Availability of Data and Material

All data used for analysis are presented in the manuscript. The discussion and conclusions only rely on the data presented. Raw data can be provided upon request.

Ethics Approval and Consent to Participate

This study was approved by the local ethics committee (registration number: 2793/10) according to ethical standards of the Declaration of Helsinki. All of the patients were informed in detail about the awake surgery and necessary examinations. Written informed consent was given prior to the surgery.

Author Notes

All authors are strongly involved in the treatment of brain tumors, including awake surgery, preoperative mapping, and IOM in a specialized neuro-oncological center. SK is an assistant professor and attending neurosurgeon. BM is chairman and FR is vice chairman of the department.

Author Contributions

AK, NS, SI, BM, FR, and SK were responsible for data acquisition, handled the acquired data, conducted statistical analysis, and performed literature research. AK, NS, and SK drafted the manuscript and its final revision. NS, FR, and SK are responsible for concept and design. All authors approved and corrected the final version of the manuscript.

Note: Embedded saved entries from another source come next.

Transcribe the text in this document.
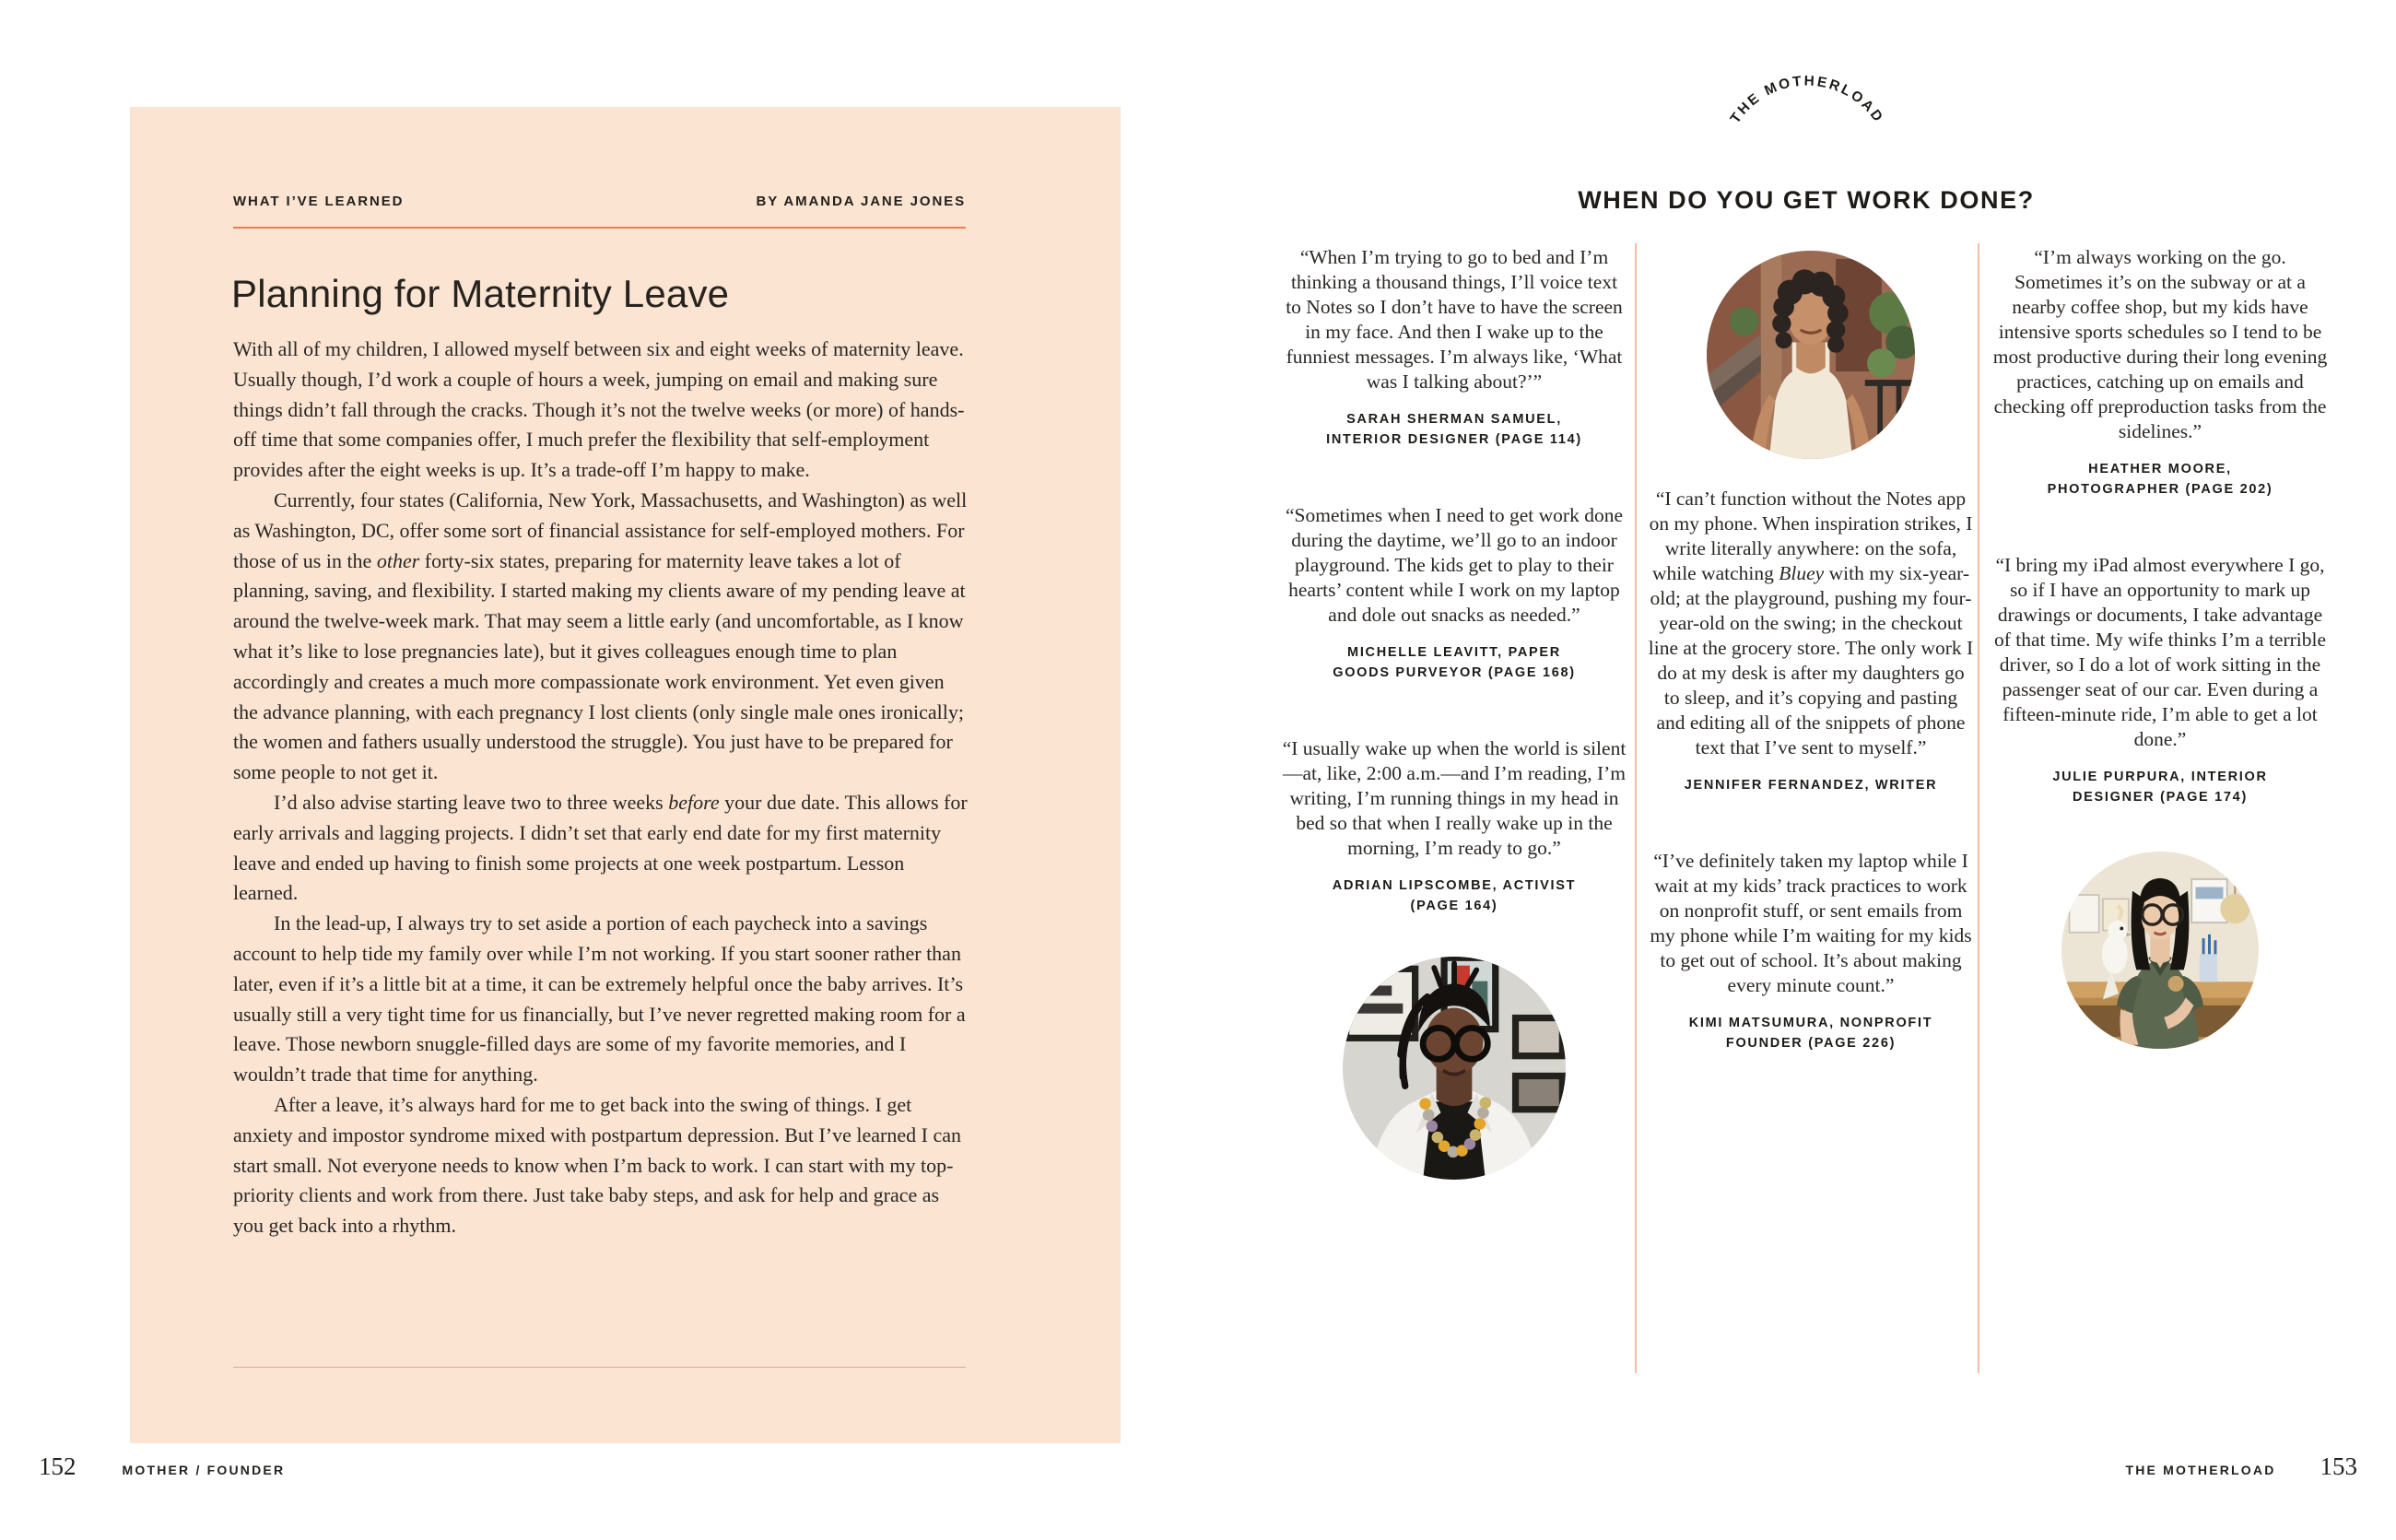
WHAT I’VE LEARNED	BY AMANDA JANE JONES
Planning for Maternity Leave

With all of my children, I allowed myself between six and eight weeks of maternity leave. Usually though, I’d work a couple of hours a week, jumping on email and making sure things didn’t fall through the cracks. Though it’s not the twelve weeks (or more) of hands-off time that some companies offer, I much prefer the flexibility that self-employment provides after the eight weeks is up. It’s a trade-off I’m happy to make.

Currently, four states (California, New York, Massachusetts, and Washington) as well as Washington, DC, offer some sort of financial assistance for self-employed mothers. For those of us in the other forty-six states, preparing for maternity leave takes a lot of planning, saving, and flexibility. I started making my clients aware of my pending leave at around the twelve-week mark. That may seem a little early (and uncomfortable, as I know what it’s like to lose pregnancies late), but it gives colleagues enough time to plan accordingly and creates a much more compassionate work environment. Yet even given the advance planning, with each pregnancy I lost clients (only single male ones ironically; the women and fathers usually understood the struggle). You just have to be prepared for some people to not get it.

I’d also advise starting leave two to three weeks before your due date. This allows for early arrivals and lagging projects. I didn’t set that early end date for my first maternity leave and ended up having to finish some projects at one week postpartum. Lesson learned.

In the lead-up, I always try to set aside a portion of each paycheck into a savings account to help tide my family over while I’m not working. If you start sooner rather than later, even if it’s a little bit at a time, it can be extremely helpful once the baby arrives. It’s usually still a very tight time for us financially, but I’ve never regretted making room for a leave. Those newborn snuggle-filled days are some of my favorite memories, and I wouldn’t trade that time for anything.

After a leave, it’s always hard for me to get back into the swing of things. I get anxiety and impostor syndrome mixed with postpartum depression. But I’ve learned I can start small. Not everyone needs to know when I’m back to work. I can start with my top-priority clients and work from there. Just take baby steps, and ask for help and grace as you get back into a rhythm.

152	MOTHER / FOUNDER
THE MOTHERLOAD
WHEN DO YOU GET WORK DONE?
“When I’m trying to go to bed and I’m thinking a thousand things, I’ll voice text to Notes so I don’t have to have the screen in my face. And then I wake up to the funniest messages. I’m always like, ‘What was I talking about?’”
SARAH SHERMAN SAMUEL,
INTERIOR DESIGNER (PAGE 114)
“Sometimes when I need to get work done during the daytime, we’ll go to an indoor playground. The kids get to play to their hearts’ content while I work on my laptop and dole out snacks as needed.”
MICHELLE LEAVITT, PAPER
GOODS PURVEYOR (PAGE 168)
“I usually wake up when the world is silent—at, like, 2:00 a.m.—and I’m reading, I’m writing, I’m running things in my head in bed so that when I really wake up in the morning, I’m ready to go.”
ADRIAN LIPSCOMBE, ACTIVIST
(PAGE 164)
“I can’t function without the Notes app on my phone. When inspiration strikes, I write literally anywhere: on the sofa, while watching Bluey with my six-year-old; at the playground, pushing my four-year-old on the swing; in the checkout line at the grocery store. The only work I do at my desk is after my daughters go to sleep, and it’s copying and pasting and editing all of the snippets of phone text that I’ve sent to myself.”
JENNIFER FERNANDEZ, WRITER
“I’ve definitely taken my laptop while I wait at my kids’ track practices to work on nonprofit stuff, or sent emails from my phone while I’m waiting for my kids to get out of school. It’s about making every minute count.”
KIMI MATSUMURA, NONPROFIT
FOUNDER (PAGE 226)
“I’m always working on the go. Sometimes it’s on the subway or at a nearby coffee shop, but my kids have intensive sports schedules so I tend to be most productive during their long evening practices, catching up on emails and checking off preproduction tasks from the sidelines.”
HEATHER MOORE,
PHOTOGRAPHER (PAGE 202)
“I bring my iPad almost everywhere I go, so if I have an opportunity to mark up drawings or documents, I take advantage of that time. My wife thinks I’m a terrible driver, so I do a lot of work sitting in the passenger seat of our car. Even during a fifteen-minute ride, I’m able to get a lot done.”
JULIE PURPURA, INTERIOR
DESIGNER (PAGE 174)
THE MOTHERLOAD 153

Conflict of Interest Statement

SK and FR are consultants for Brainlab AG (Munich, Germany). SK is a consultant for Nexstim Plc. (Helsinki, Finland). The authors do not report any conflict of interest concerning the materials or methods used in this study or the findings specified in this manuscript.

Acknowledgments

SK and NS would like to thank the commission for clinical research of their university for funding within the scope of a faculty-intern grant.

Footnotes

Funding. The study was completely financed by institutional grants from the department.

Abbreviations

AAT, Aachen Aphasia Test; AP, anterior–posterior; DES, direct electrical stimulation; DTI, diffusion tensor imaging; EOR, extent of resection; FLAIR, fluid-attenuated inversion recovery; GTR, gross total resection; IOM, intraoperative neuromonitoring; KPS, Karnofsky performance status; MRI, magnetic resonance imaging; NP, neuropsychologist; nTMS, navigated transcranial magnetic stimulation.